MATRESCENCE INTERVIEW: JASMINE CHEN

MATRESCENCE Artist Feature Interviews // JASMINE CHEN

 

Jasmine Chen speaks with Matresence curator Catherine LeComte Lecce:

 

1.) Can you share your background and artistic journey with us, particularly regarding your evolution as an artist and how you came to be a painter?

 

Without realizing I was making art, I had always drawn and painted as a child. Growing up in China, we had a calligraphy class at school, and I was always very drawn to all the details of it.

 

When I was writing my PhD dissertation in economics, I got my first set of oil painting supplies and made my first oil painting. At the time, I wasn’t feeling connected to the databases and impersonal ideas in economics. I needed my work to have a strong personal tie to me.

 

I started reading a big book I have on Vincent van Gogh with gorgeous prints of his paintings. I began copying his paintings and realized I could mix his colors perfectly with the primary colors, black, and white oil tubes of paint that I had. I also related to every word he wrote to his brother about his struggles in life and making art. I was naturally able to relate to it in a way I could never find in my pursuit of economics.

 

From there on, I would spend the whole day, all nine hours of daylight, working on paintings and surprising myself at the end of the day with what I had created. It was that sense of discovery and amazement that glued me to painting and paint as a medium. I never really left it, though I had disruptions when my first and second children were born and other events in life.

 

I’ve had periods where I didn’t paint, but now it’s something I can always go to and count on. That’s really how I became a painter—through obsession and passion.

 


2.) Can you walk us through your artistic process for your featured piece in Matresence? What inspired the work?

 

Ever since I was born, my mother had a profile picture taken of me professionally at one of those photo studios every six months.

 

So, on my birthdays and my half-birthdays. When I left China for boarding school, I was almost 16, so I had 32 of these photos. I’ve always had them but didn’t really know what to do with them until I became an artist. Then, I thought I would make a collage with these images of myself and of my mother when she was raising me when I was young.

 

She was about 36 at the time. When I became a young mother, I realized that, instead of just thinking the mother makes the child, I saw that your child also shapes you through their growing process.

 

As a mother, I was becoming somebody new with the exposure and experience I had with my child.

 

 

 

3.) What specific challenges did you encounter when you first became a mother while also balancing your career as an artist?

 

I remember for one of my first shows through Newton Open Studio, my husband helped me set up because we had my paintings in the living room, which was also the studio, and I couldn’t do it alone.
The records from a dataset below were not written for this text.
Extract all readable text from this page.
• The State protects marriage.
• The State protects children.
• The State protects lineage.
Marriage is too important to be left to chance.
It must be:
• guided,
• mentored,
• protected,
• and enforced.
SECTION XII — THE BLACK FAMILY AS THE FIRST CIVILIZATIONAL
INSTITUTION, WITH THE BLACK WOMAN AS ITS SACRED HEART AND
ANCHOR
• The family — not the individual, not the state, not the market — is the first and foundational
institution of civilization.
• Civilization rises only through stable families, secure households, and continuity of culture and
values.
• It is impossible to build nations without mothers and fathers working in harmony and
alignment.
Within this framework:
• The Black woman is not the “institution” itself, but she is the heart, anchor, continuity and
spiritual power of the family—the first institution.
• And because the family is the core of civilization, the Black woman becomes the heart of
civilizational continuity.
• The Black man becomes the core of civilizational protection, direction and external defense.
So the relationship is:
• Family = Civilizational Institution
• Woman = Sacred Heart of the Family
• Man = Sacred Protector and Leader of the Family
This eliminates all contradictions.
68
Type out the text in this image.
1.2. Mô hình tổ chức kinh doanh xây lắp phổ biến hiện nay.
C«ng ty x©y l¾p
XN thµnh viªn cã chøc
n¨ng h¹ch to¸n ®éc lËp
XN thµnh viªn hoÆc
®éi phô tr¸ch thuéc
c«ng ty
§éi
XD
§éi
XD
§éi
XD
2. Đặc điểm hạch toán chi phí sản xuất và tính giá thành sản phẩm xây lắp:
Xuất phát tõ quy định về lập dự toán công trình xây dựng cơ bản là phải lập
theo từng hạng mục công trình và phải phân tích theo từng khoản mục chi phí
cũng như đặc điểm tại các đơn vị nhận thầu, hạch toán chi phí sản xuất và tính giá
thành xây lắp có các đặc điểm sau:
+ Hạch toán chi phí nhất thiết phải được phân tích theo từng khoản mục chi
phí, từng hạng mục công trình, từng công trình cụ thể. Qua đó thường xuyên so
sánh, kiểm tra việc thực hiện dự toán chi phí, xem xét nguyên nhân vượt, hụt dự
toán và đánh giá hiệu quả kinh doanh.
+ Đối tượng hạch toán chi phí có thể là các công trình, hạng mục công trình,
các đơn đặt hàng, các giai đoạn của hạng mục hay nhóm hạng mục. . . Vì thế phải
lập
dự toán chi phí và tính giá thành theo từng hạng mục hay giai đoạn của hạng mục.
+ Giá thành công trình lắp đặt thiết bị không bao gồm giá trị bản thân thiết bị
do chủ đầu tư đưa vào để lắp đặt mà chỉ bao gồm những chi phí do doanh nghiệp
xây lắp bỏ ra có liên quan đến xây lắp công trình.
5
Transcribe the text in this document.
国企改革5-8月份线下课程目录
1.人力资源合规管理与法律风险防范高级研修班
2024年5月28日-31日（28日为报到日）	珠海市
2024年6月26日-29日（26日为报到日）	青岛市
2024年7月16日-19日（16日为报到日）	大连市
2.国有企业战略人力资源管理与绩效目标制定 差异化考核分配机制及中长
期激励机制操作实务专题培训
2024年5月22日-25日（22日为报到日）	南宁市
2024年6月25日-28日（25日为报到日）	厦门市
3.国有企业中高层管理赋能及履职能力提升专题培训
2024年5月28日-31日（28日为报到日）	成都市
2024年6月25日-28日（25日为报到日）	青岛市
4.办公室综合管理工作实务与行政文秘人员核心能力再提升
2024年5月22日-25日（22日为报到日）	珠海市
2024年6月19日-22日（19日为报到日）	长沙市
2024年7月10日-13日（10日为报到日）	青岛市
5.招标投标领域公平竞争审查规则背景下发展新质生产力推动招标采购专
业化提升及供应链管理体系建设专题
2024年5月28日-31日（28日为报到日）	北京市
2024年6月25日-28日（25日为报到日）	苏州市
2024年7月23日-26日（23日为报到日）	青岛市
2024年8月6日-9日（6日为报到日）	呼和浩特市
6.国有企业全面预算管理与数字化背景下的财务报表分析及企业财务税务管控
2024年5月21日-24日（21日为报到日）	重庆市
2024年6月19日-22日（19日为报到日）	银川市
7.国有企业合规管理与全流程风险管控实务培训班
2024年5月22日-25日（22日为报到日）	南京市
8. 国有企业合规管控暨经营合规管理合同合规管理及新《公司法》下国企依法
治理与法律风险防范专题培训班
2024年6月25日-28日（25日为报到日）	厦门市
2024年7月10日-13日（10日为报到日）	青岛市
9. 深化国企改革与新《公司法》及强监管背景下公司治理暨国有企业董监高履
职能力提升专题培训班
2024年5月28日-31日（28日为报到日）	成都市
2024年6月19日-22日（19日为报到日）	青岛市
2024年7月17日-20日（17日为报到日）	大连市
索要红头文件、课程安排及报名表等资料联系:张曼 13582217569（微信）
The night before, my husband said, “Okay, I’m going to tuck away all of the toys and just hide them in the basement.” There would be no trace of children in this room so that I could look professional.

 

You have to hide your identity to look good, and I don’t really like that. Also, as an oil painter, I stopped painting for a while when my kids were young because I did not want to create a hazardous environment for them.

 

But I think when my children were young, I thought a lot about painting, and that’s actually a very important thing to do. Besides actually taking the actions, it’s just different ways to grow your work and your mind, and that’s just fine.

 

As artists, we’re good at working with restrictions, and it often promotes creativity. 

 

 

 

4.) What advice would you give to other mother artists?



I would say, take care of yourself and remember that there is no rush. As visual artists, we have the unique advantage of being able to create throughout our entire lives. There’s no need to hurry.

 

Enriching yourself as a mother also enriches your art. Your artistic practice likely prepares you to have the flexibility and open-mindedness to grow into the mom that works for you and your child. Balancing both roles can be mutually beneficial and fulfilling.